As Nancy and Charlie, the human couple facing old age, Pamela Payton-Wright and George Grizzard easily expunge any memories of others in their roles. And if Annalee Jefferies and David Patrick Kelly don’t eclipse Maureen Anderman and Frank Langella, who created the roles of the sea creatures Sarah and Leslie on Broadway, they are still very effective in their lizard bodysuits complete with spikes and lengthy tails, particularly the wide-eyed, unblinking Jefferies.
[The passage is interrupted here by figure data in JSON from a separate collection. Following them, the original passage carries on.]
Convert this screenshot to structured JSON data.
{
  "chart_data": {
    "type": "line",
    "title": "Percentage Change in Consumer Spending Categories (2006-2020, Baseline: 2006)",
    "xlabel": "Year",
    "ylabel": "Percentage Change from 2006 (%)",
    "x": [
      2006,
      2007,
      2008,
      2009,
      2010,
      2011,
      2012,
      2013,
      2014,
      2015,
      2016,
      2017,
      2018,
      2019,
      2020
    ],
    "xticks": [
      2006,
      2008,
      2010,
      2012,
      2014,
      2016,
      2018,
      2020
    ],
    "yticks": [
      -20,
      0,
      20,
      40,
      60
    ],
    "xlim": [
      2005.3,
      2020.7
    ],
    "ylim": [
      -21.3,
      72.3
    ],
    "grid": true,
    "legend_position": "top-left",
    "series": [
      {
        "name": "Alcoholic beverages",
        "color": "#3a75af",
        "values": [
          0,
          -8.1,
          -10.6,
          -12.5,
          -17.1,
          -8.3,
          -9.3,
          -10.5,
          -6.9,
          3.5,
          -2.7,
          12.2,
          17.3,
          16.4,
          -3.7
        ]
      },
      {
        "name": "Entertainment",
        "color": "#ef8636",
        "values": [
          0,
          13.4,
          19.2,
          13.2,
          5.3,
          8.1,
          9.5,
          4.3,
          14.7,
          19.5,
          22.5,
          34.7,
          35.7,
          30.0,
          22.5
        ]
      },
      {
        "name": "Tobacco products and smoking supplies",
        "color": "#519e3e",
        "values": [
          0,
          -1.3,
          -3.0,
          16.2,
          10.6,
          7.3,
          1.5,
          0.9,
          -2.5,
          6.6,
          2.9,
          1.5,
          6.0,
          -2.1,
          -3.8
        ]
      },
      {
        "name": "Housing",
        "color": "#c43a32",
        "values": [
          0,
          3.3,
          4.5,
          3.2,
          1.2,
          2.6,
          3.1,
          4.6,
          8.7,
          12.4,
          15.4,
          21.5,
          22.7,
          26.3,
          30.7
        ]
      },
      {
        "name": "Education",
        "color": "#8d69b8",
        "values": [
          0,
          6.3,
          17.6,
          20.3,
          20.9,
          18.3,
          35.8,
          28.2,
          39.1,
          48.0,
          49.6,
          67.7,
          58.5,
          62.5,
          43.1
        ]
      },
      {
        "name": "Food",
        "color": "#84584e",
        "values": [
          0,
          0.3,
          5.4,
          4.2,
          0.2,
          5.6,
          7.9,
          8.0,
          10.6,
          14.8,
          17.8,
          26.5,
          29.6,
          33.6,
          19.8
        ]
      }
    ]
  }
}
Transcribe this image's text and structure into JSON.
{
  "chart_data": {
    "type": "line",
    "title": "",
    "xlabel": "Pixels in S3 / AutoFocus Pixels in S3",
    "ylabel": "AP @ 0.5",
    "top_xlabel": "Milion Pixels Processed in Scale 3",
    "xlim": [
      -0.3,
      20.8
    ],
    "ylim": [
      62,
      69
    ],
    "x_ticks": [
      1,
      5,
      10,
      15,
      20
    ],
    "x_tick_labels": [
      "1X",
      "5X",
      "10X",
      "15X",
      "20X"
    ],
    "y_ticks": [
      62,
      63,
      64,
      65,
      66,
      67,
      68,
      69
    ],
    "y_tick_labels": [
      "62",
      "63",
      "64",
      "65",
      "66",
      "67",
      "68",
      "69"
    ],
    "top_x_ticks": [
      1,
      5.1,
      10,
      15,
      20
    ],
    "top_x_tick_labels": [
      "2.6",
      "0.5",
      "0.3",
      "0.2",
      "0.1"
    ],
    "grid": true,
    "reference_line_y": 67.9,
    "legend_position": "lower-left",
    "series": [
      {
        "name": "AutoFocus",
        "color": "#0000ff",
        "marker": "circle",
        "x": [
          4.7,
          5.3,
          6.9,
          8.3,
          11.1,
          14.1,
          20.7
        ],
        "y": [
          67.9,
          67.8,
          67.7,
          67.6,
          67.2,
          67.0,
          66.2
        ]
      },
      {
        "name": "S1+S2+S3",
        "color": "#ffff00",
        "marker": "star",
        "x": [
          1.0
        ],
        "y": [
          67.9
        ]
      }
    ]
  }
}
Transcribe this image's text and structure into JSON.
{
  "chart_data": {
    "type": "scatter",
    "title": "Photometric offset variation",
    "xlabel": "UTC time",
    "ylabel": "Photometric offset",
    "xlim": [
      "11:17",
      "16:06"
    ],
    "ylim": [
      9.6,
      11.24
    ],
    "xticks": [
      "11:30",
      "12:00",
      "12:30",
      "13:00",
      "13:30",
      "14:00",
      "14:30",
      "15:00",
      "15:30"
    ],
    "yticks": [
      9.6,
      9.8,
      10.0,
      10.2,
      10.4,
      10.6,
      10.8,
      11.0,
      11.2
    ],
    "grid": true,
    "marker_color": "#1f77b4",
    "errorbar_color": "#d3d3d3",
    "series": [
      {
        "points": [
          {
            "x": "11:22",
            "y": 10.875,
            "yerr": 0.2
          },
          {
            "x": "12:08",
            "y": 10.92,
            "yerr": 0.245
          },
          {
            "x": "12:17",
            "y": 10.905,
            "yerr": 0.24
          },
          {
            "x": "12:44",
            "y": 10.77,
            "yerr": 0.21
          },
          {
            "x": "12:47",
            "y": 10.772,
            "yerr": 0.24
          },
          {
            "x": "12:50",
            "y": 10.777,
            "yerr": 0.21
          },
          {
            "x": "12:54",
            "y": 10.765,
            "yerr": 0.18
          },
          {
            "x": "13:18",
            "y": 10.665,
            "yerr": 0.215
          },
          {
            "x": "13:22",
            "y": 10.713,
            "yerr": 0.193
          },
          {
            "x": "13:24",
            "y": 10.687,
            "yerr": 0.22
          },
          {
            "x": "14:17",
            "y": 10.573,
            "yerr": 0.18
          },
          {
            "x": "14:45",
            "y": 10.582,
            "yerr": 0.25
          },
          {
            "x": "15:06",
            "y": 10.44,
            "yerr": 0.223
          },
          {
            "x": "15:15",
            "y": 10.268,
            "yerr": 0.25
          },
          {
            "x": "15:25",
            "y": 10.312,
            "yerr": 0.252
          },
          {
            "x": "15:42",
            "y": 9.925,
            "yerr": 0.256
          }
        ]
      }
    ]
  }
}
The play takes place on a spacious dune, exquisitely designed by Riccardo Hernandez as a sweeping hill of sand with a few rocks and tufts of sea grass. The sky above and behind is lit with sunny airiness by Mimi Jordan Sherin. A couple in late middle age have been picnicking on the dune, and the play opens with a monologue by Nancy (she’s the talkative one).
Throughout her career, Payton-Wright’s overemphatic vocal delivery has sometimes been wearing on the ear, but here she harnesses it as part of her characterization, and her performance is the finest this theatergoer has seen her give. As Charlie, Grizzard is equally fine in a quiet and wryly thoughtful way. He is the still point around which the play revolves, and he also has never been better. What’s particularly remarkable and touching is the way Albee, Lamos and these two actors delineate the deep lifelong love Nancy and Charlie share even when bickering.
Given that they have to perform within Constance Hoffman’s brilliantly designed, all-enveloping lizard suits, and often on all fours, Kelly and Jefferies also must be applauded as, in act two, after a wary, fearful first encounter, they and their human counterparts discuss evolution, bigotry, emotions, aerodynamics, etc. Conveniently, the sea creatures speak English, though they don’t understand certain words, including “love.”
The play ends with the humans encouraging the sea creatures not to return to the sea but to continue their evolution on land, with their help. “Seascape” even encompasses hope for the future.
Realizing that music per se would be redundant in any production of “Seascape,” Lamos hasn’t used any, relying instead on the script’s own music, thereby making the sound effects — the sound of the sea, noisy jets overhead and seagulls — all the more effective. It’s unlikely “Seascape” will ever receive a more expertly and lovingly realized production.